Wir haben jetzt einmal eine improvisierte Fixierung eingebaut, damit diese
Überraschungen nicht mehr passieren.
Außerirdisch/überirdisch
Wenn man etwas nicht versteht, dann könnte man ja dazu
neigen, von rationalen Erklärungen wegzudriften und
an Übernatürliches zu glauben beginnen: die Welt ist ja nach Meinung unserer
Altvorderen schon immer von Göttern und Geistern geschaffen und bewohnt worden,
Gespenstergeschichten lassen uns erschauern, verschiedenste Religionen erfreuen
sich unterschiedlichster Beliebtheit. In Island werden z.B. Kenner der
Geistwesen – immerhin sollen 60 Prozent der Isländer*innen von ihrer Existenz
überzeugt sein – sogar für Bauvorhaben zu Rate gezogen. Man sollte die
Lebensräume der immateriellen Wesen nicht zu sehr einschränken, schließlich
sind – wenn es sie denn tatsächlich geben sollte – nicht nur gutmeinende Elfen
unterwegs, sondern auch spöttische Alben und gemeine Trolle.

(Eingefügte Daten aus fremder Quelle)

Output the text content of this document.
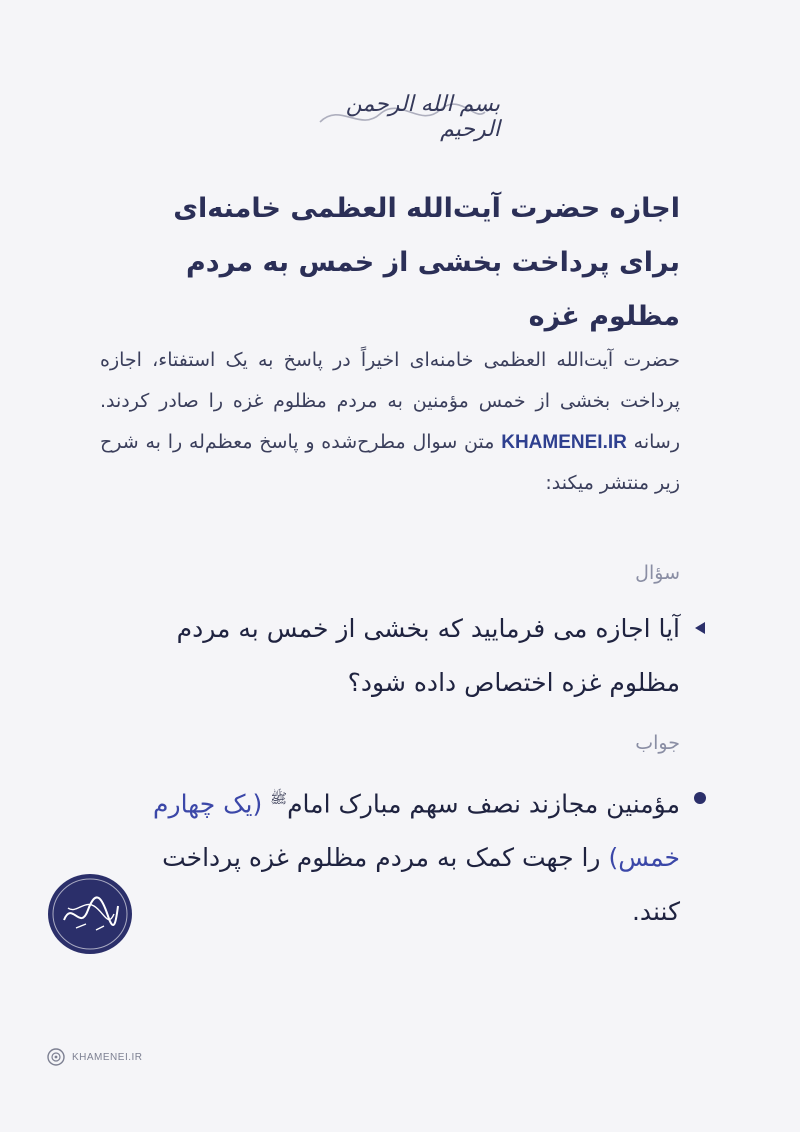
بسم الله الرحمن الرحیم
اجازه حضرت آیت‌الله العظمی خامنه‌ای
برای پرداخت بخشی از خمس به مردم مظلوم غزه
حضرت آیت‌الله العظمی خامنه‌ای اخیراً در پاسخ به یک استفتاء، اجازه پرداخت بخشی از خمس مؤمنین به مردم مظلوم غزه را صادر کردند. رسانه KHAMENEI.IR متن سوال مطرح‌شده و پاسخ معظم‌له را به شرح زیر منتشر میکند:
سؤال
آیا اجازه می فرمایید که بخشی از خمس به مردم مظلوم غزه اختصاص داده شود؟
جواب
مؤمنین مجازند نصف سهم مبارک امام$^ﷺ$ (یک چهارم خمس) را جهت کمک به مردم مظلوم غزه پرداخت کنند.
KHAMENEI.IR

Ich fuhr einmal einen ziemlich gebrauchten
tirolergrünen Saab 96, der wurde in Trollhättan,
Schweden, gebaut, muss also ab Geburt bzw. Erstkonstruktion mit Trollen
durchaus auf du und du gewesen sein. Er hätte sich ja eine
Restaurierung verdient, aber ich habe ihn entnervt nach verschiedenen Unperfektheiten, er warf zum Beispiel am Gürtel in Wien
einmal völlig überraschend ein Rad ab, um den Wert eines Talbot Außenspiegels
und einer neuen Batterie verkauft. Der Verbleib des Autos ist mir nicht
bekannt, aber ich leide manchmal unter Anfällen von Saab 96 Nostalgie. Habe zum Beispiel gerade ein Inserat für einen hellblauen
gesehen und wollte ja schon immer ein hellblaues Auto… Mein tirolergrünes
Exemplar, fürchte ich, ging als Scheidungswaise unter, die Trolle dürften über
die Elfen gesiegt haben.
Alberich, er ist ja gleichermaßen König freundlicher wie
boshafter Elfen, Alben und Trolle, dürfte ähnlich viel Gefolge haben, wie die verschiedensten
Götter und Göttinnen in unterschiedlichen Kulturen, die eine sehr diverse
Gefolgschaft von Engeln, Teufeln und anderen Geistwesen um sich scharen.
Ist der Troll schuld?
Trolle erobern digitale Welten ,
kulturell appropriative Menschen haben diesen Namen
aus der Mythologie ins allgegenwärtige Netz geholt, um anonym ihr Unwesen
treiben zu können. Wer weiß allerdings, ob Menschen, die unter dem
„Online-Enthemmungseffekt“ leiden, nicht von den ehemals analogen Geistwegen zu
ihrem destruktiven Werk angeregt werden. Online Disinhibition Effect ist der
Fachausdruck für den Verlust der Selbstbeherrschung in der schriftlichen Kommunikation im
Internet. Ob da auch die Naturgeister schuld sind?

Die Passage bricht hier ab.